I don't want to debate the merits of the SCOTUS decision, or of the defense by Harvard or UNC. I'm not a lawyer or legal scholar, and I appreciate it's a thorny topic, given that Harvard seems to have been using some pretty gross racism against Asian students to prioritize Black and Hispanic students.

But that line by Tom Peyer is a perfect encapsulation of why affirmative action has been so controversial for so long. The opposition to it turns on the idea not that you're attempting to right historic wrongs, but that you're taking jobs or university places from deserving, qualified (read: white and/or male) people and giving them to undeserving (read: non-white and/or non-male) people.

That formulation speaks to a lot of people's sense of fairness, which is why it's been so successful in cutting back affirmative action, especially in higher education. Even the most fair-minded people want to see jobs go to the most qualified people; conversely, nobody wants to see critical jobs go to someone who has no idea how to do these jobs based only on their skin color or other circumstances.

However, support for affirmative action varies depending on how you ask the question. A lot of people who might support measures to reduce wealth inequality among different ethnic or racial groups will express opposition to these measures if they're painted as giving jobs to the "undeserving". The other way to look at this is that a lot of people who don't care about racial inequality can go around saying they want to do something for disadvantaged groups, but it has to be the "right" measure, whatever that may mean.

Unfortunately, affirmative action is another of those areas where the left has allowed reactionaries and the radical right to define the terms of the debate. Instead of being able to defend access to good jobs and education as the way to improve outcomes for historically disadvantaged groups (because the right also doesn't want these groups getting access to welfare, again the "undeserving" idea), progressives are left looking silly by defending a system that seems like it's just there to advance incompetent people. Not that anyone ever notices when a white guy is shown to be incompetent (ahem *Frank Lampard* ahem)

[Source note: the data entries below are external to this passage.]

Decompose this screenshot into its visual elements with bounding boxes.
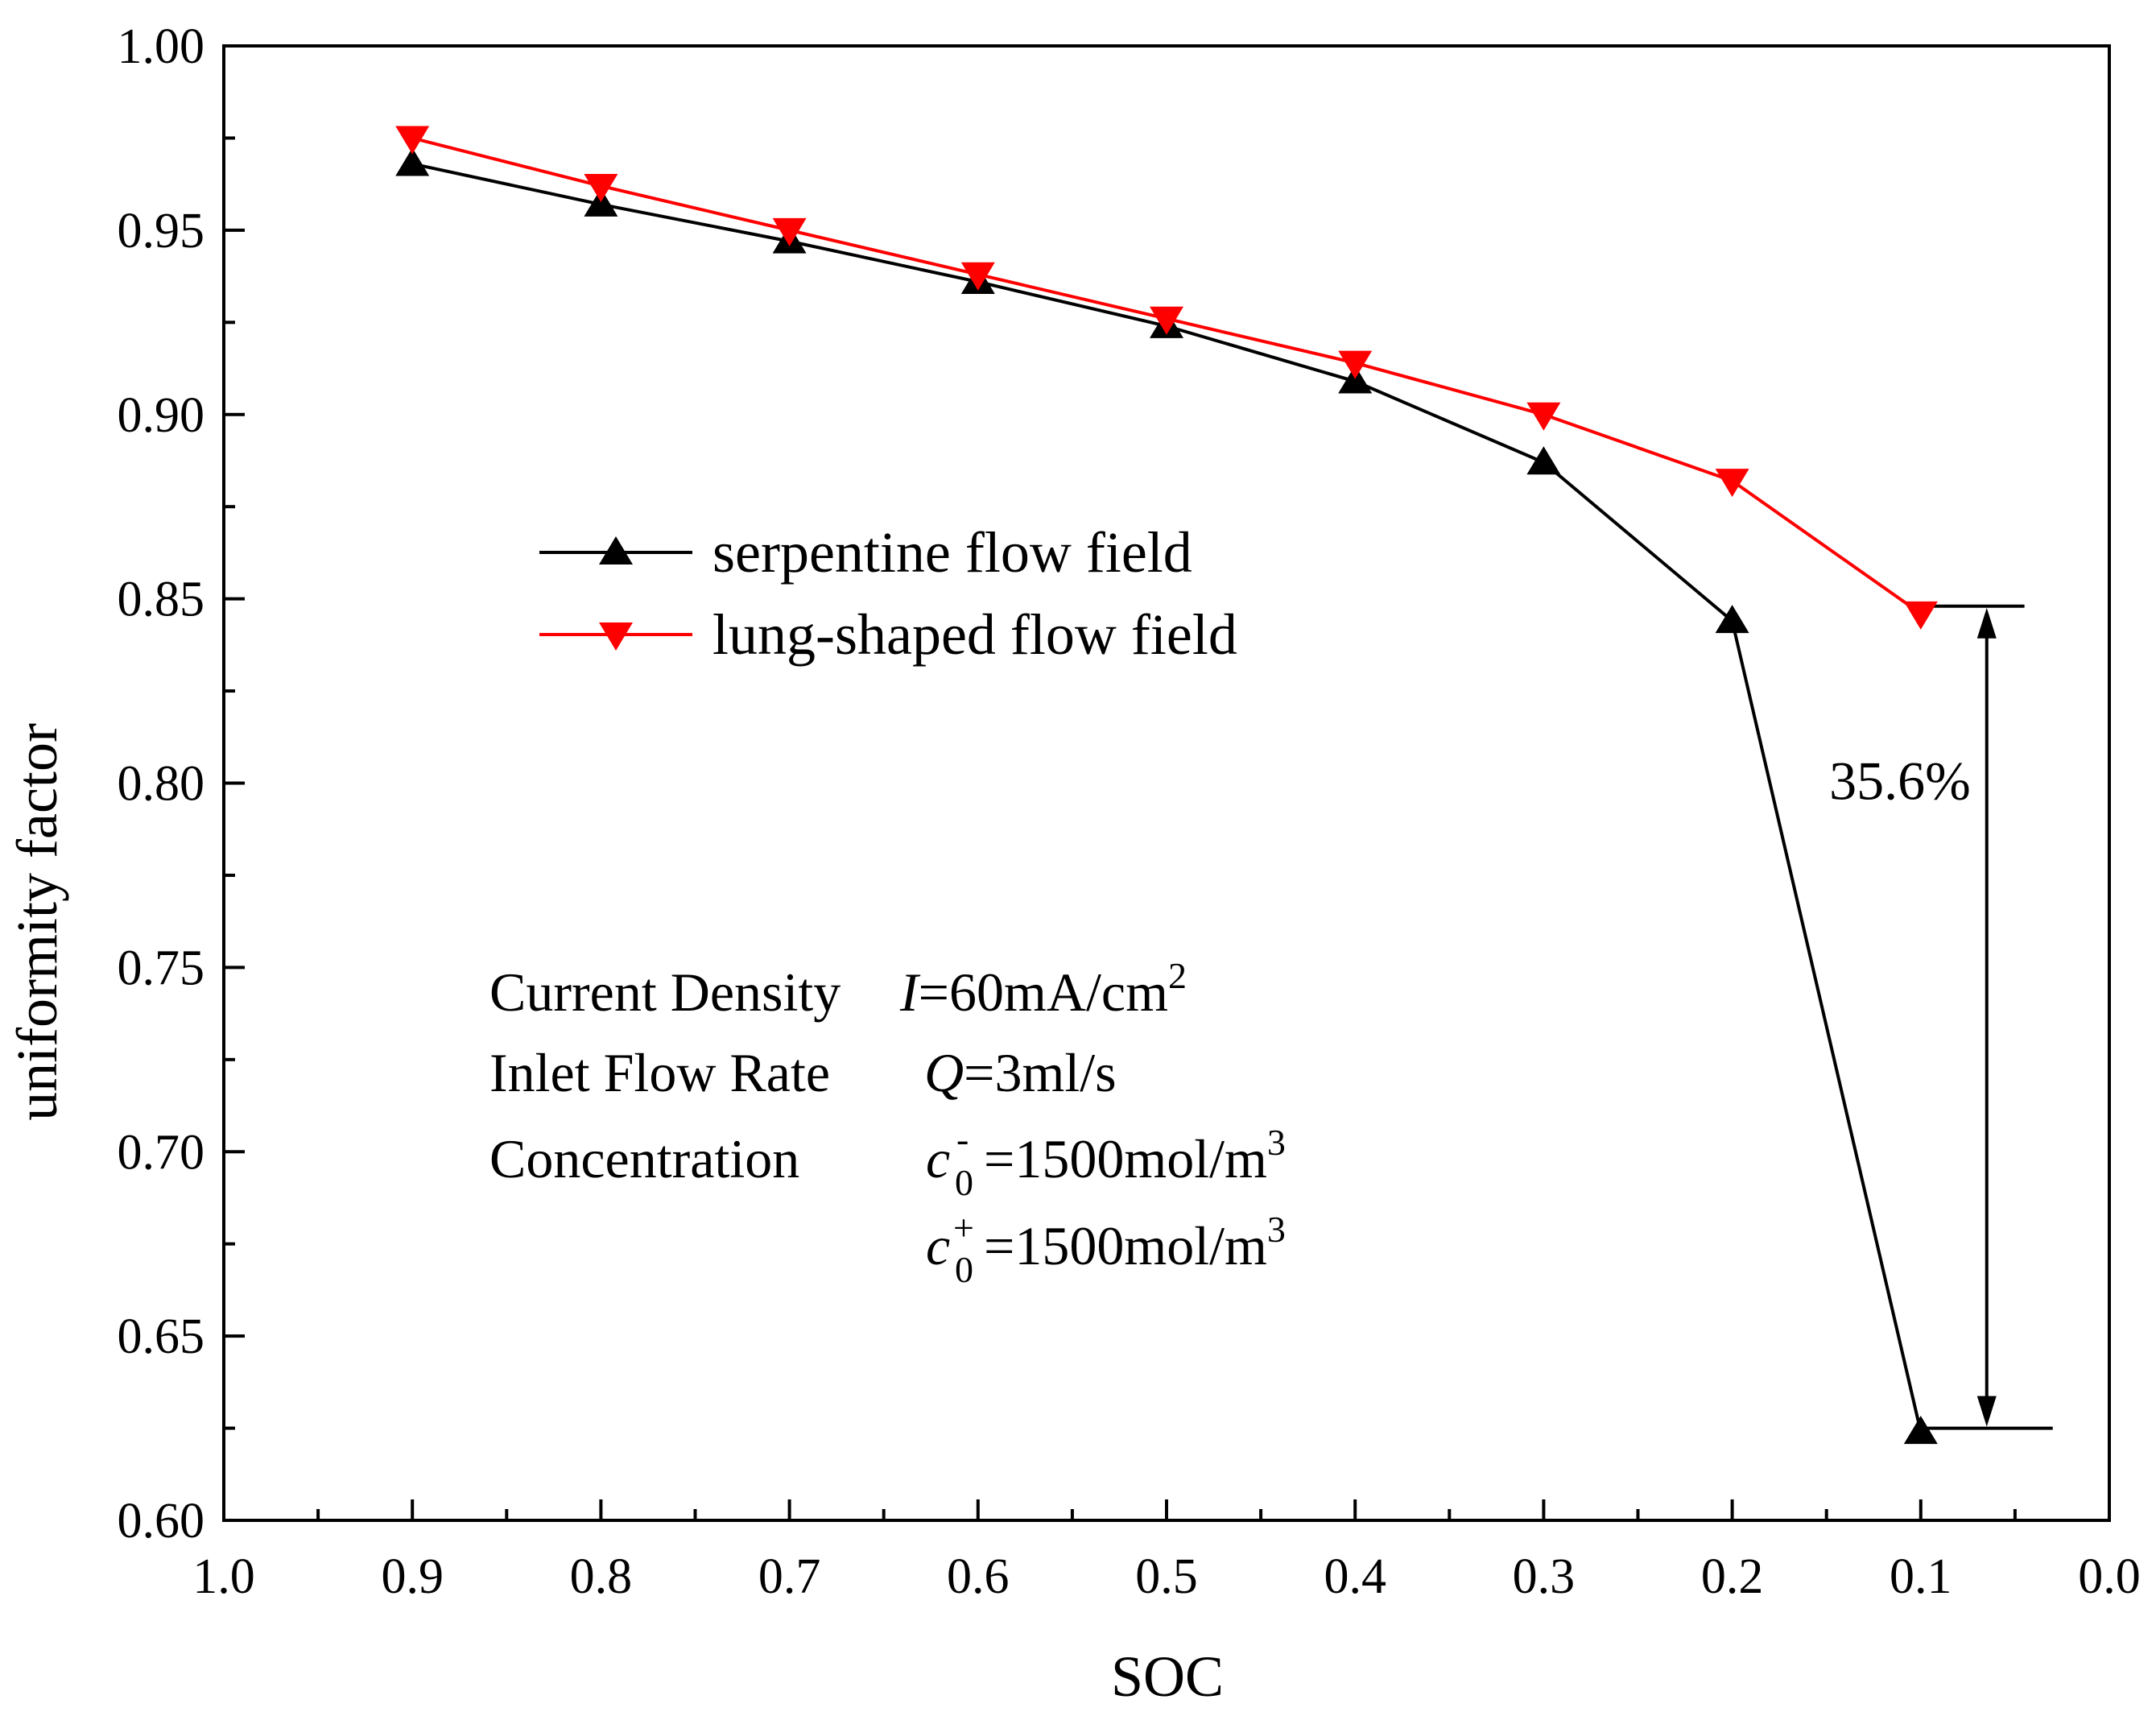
y-tick-label: 0.85 [118,573,205,627]
concentration-neg-value: =1500mol/m3 [984,1122,1286,1189]
x-tick-label: 0.3 [1513,1549,1576,1604]
x-tick-label: 0.5 [1135,1549,1198,1604]
y-tick-label: 0.90 [118,388,205,443]
x-axis-title: SOC [1111,1644,1224,1709]
x-tick-label: 0.7 [758,1549,821,1604]
x-tick-label: 0.8 [570,1549,633,1604]
data-point [1338,350,1373,379]
current-density-label: Current Density [489,961,841,1023]
series-layer [395,126,1938,1445]
y-tick-label: 1.00 [118,19,205,74]
x-tick-label: 0.2 [1701,1549,1764,1604]
legend: serpentine flow field lung-shaped flow fi… [539,520,1237,667]
concentration-pos-value: =1500mol/m3 [984,1209,1286,1276]
data-point [1715,469,1749,498]
legend-item: lung-shaped flow field [539,602,1237,667]
data-point [1338,365,1373,394]
concentration-neg-superscript: - [956,1119,969,1160]
x-tick-label: 1.0 [192,1549,255,1604]
legend-label: serpentine flow field [712,520,1192,585]
x-tick-label: 0.9 [381,1549,444,1604]
x-axis: 1.0 0.9 0.8 0.7 0.6 0.5 0.4 0.3 0.2 0.1 0.0 [192,1499,2141,1604]
legend-marker [599,622,633,651]
annotation-layer: 35.6% [1829,604,2053,1430]
y-axis-title: uniformity factor [5,723,69,1121]
y-tick-label: 0.95 [118,204,205,258]
data-point [1715,605,1749,634]
concentration-pos-symbol: c [926,1215,950,1276]
data-point [584,173,618,202]
data-point [1526,446,1561,475]
annotation-percentage: 35.6% [1829,751,1971,812]
flow-rate-label: Inlet Flow Rate [489,1042,830,1103]
data-point [1150,306,1183,335]
x-tick-label: 0.4 [1324,1549,1386,1604]
y-tick-label: 0.60 [118,1494,205,1549]
annotation-arrowhead-down [1976,1396,1997,1427]
series-1 [395,126,1938,630]
data-point [395,126,430,155]
flow-rate-value: Q=3ml/s [924,1042,1117,1103]
concentration-neg-symbol: c [926,1128,950,1189]
x-tick-label: 0.0 [2078,1549,2141,1604]
data-point [1903,1416,1938,1445]
data-point [1903,601,1938,630]
concentration-pos-subscript: 0 [955,1249,973,1290]
concentration-pos-superscript: + [953,1207,974,1248]
y-tick-label: 0.65 [118,1309,205,1364]
y-tick-label: 0.80 [118,757,205,812]
concentration-label: Concentration [489,1128,799,1189]
x-tick-label: 0.6 [947,1549,1010,1604]
y-axis: 0.60 0.65 0.70 0.75 0.80 0.85 0.90 0.95 1.00 [118,19,245,1549]
current-density-value: I=60mA/cm2 [899,955,1187,1023]
data-point [960,262,995,291]
data-point [772,217,807,246]
conditions-note: Current Density I=60mA/cm2 Inlet Flow Ra… [489,955,1286,1290]
x-tick-label: 0.1 [1890,1549,1952,1604]
y-tick-label: 0.75 [118,941,205,995]
concentration-neg-subscript: 0 [955,1162,973,1203]
legend-marker [599,536,633,564]
annotation-arrowhead-up [1976,607,1997,639]
legend-label: lung-shaped flow field [712,602,1237,667]
y-tick-label: 0.70 [118,1125,205,1180]
legend-item: serpentine flow field [539,520,1192,585]
data-point [584,188,618,217]
data-point [395,147,430,176]
data-point [1526,402,1561,431]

Progressives also end up unwittingly bolstering existing racial tensions, where people of certain disadvantaged groups feel they're competing with other such groups for the scraps left by the dominant group. Harvard's black-balling of Asians is a good example: there's a sense among some Asian parents, anecdotally in my experience, that their kids are working hard for places in college only to be denied by affirmative action for "less deserving" students.

Funnily enough, we got a clear picture of who the "less deserving" students were a few years ago, when the Varsity Blues scandal erupted. Here was a group of parents paying extraordinary amounts to fudge their kids' standardized test scores and extracurriculars, in order to get into elite schools (and USC) that they wouldn't have been able to get into otherwise. And, uh, most of those parents were white, which means, for example, Lori Loughlin's kid (who didn't even want to go to college) was taking a spot from a "more deserving" student.

There was talk about affirmative action then, too, and what this admissions scandal meant for students of color. What's depressing is that the question of how to properly address these racial gaps and provide opportunities fell by the wayside again until this week. Signs suggest that once the dust has settled from this latest decision, that question will get ignored again, and Americans will go back to worrying that someone who "shouldn't" be getting into Harvard, or being promoted to manager, or even writing a comic book, will be getting those things.